Tenho provas de que terceiras pessoas, falando supostamente em nome da funcionária, procuraram entabular negociação em que exigiram inicialmente 12 milhões de reais, à título de indenização, correspondente ao pagamento de seus vencimentos mensais até a ocasião de sua aposentadoria, ou seja, por 30 anos, mediante sua imediata demissão para que essa denúncia não fosse tornada pública. Ao final, fizeram proposta definitiva de 8 milhões de reais.

3 – O fato objetivo é um só: eu preservei o caixa da CBF e não cedi à chantagem, pois sou um dirigente seguro, corajoso e austero – como comprovam os resultados da entidade. Tenho 20 anos de atividade no futebol em cinco instituições distintas e mantenho uma trajetória absolutamente impoluta.

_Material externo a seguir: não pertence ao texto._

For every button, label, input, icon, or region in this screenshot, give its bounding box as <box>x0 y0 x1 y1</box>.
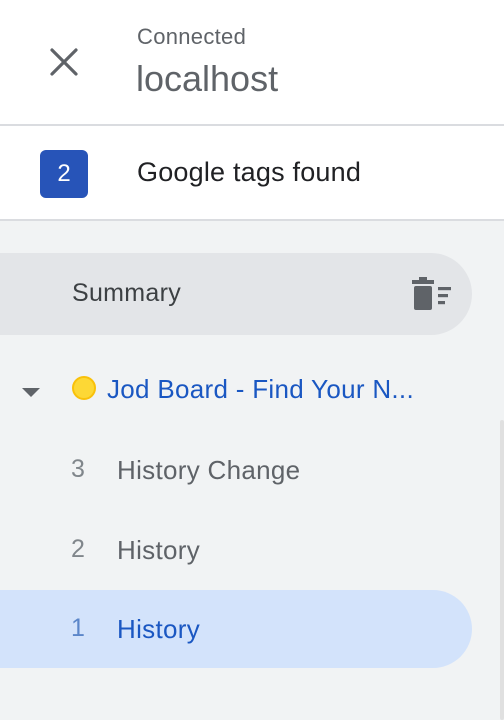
event-name: History <box>117 614 200 644</box>
summary-item[interactable]: Summary <box>0 253 472 335</box>
tags-found-label: Google tags found <box>137 157 362 187</box>
event-number: 1 <box>71 614 85 642</box>
event-item-selected[interactable]: 1 History <box>0 590 472 668</box>
tags-found-bar[interactable]: 2 Google tags found <box>0 126 504 221</box>
event-name: History <box>117 535 200 565</box>
event-name: History Change <box>117 455 301 485</box>
event-item[interactable]: 2 History <box>0 511 472 589</box>
event-number: 3 <box>71 455 85 483</box>
expand-caret-icon[interactable] <box>22 388 40 397</box>
container-item[interactable]: Jod Board - Find Your N... <box>0 352 504 428</box>
container-title: Jod Board - Find Your N... <box>107 374 414 404</box>
scrollbar[interactable] <box>500 420 504 720</box>
clear-messages-button[interactable] <box>408 275 456 315</box>
connection-status: Connected <box>137 24 247 49</box>
clear-all-icon <box>412 277 451 310</box>
app-header: Connected localhost <box>0 0 504 126</box>
event-number: 2 <box>71 535 85 563</box>
status-dot-icon <box>72 376 96 400</box>
event-item[interactable]: 3 History Change <box>0 431 472 509</box>
summary-label: Summary <box>72 279 182 307</box>
tag-count-badge: 2 <box>40 150 88 198</box>
close-button[interactable] <box>40 38 88 86</box>
close-icon <box>50 48 78 76</box>
host-name: localhost <box>136 58 279 99</box>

4 – Rejeitei a negociação e encerrei o assunto no dia 04/06/21, às 11h28, para os mesmos interlocutores que me trouxeram as propostas e que me cobravam uma posição urgente. Curiosamente, a denúncia contra mim foi protocolada no mesmo dia às 13h55.

5 – A despeito do sigilo processual decretado, a denúncia já foi veiculada pela imprensa no mesmo dia, por volta das 18h, aproveitando-se da mídia por se tratar de dia de jogo da Seleção pelas Eliminatórias para a Copa.

6 – Durante o jogo da Seleção, fui instado por um dirigente da CBF a pedir afastamento do cargo para me defender, sob a alegação de que patrocinadores poderiam romper contrato. Considerei esse fato uma ameaça. Trata-se de alegação oportunista e inverídica pelo pouco tempo decorrido entre a veiculação da notícia e o período da partida. Ainda mais por se tratar de empresas zelosas e extremamente responsáveis em relação às suas políticas internas e contratos, e conscientes dos princípios constitucionais da presunção de inocência e da ampla defesa. Até então, ninguém tinha tido acesso aos autos e nem sequer certeza da existência das acusações ou de seu conteúdo.

7 – Para minha máxima surpresa, mesmo sendo eu ocupante do cargo de presidente da CBF, fui afastado de minhas funções por 30 dias no domingo (06/06), dois dias após apresentada a denúncia, sem sequer ter sido ouvido sobre esses fatos. Foi uma decisão sem precedentes para casos análogos e que destoa dos quase 500 processos já apreciados pela Comissão de Ética até maio de 2021.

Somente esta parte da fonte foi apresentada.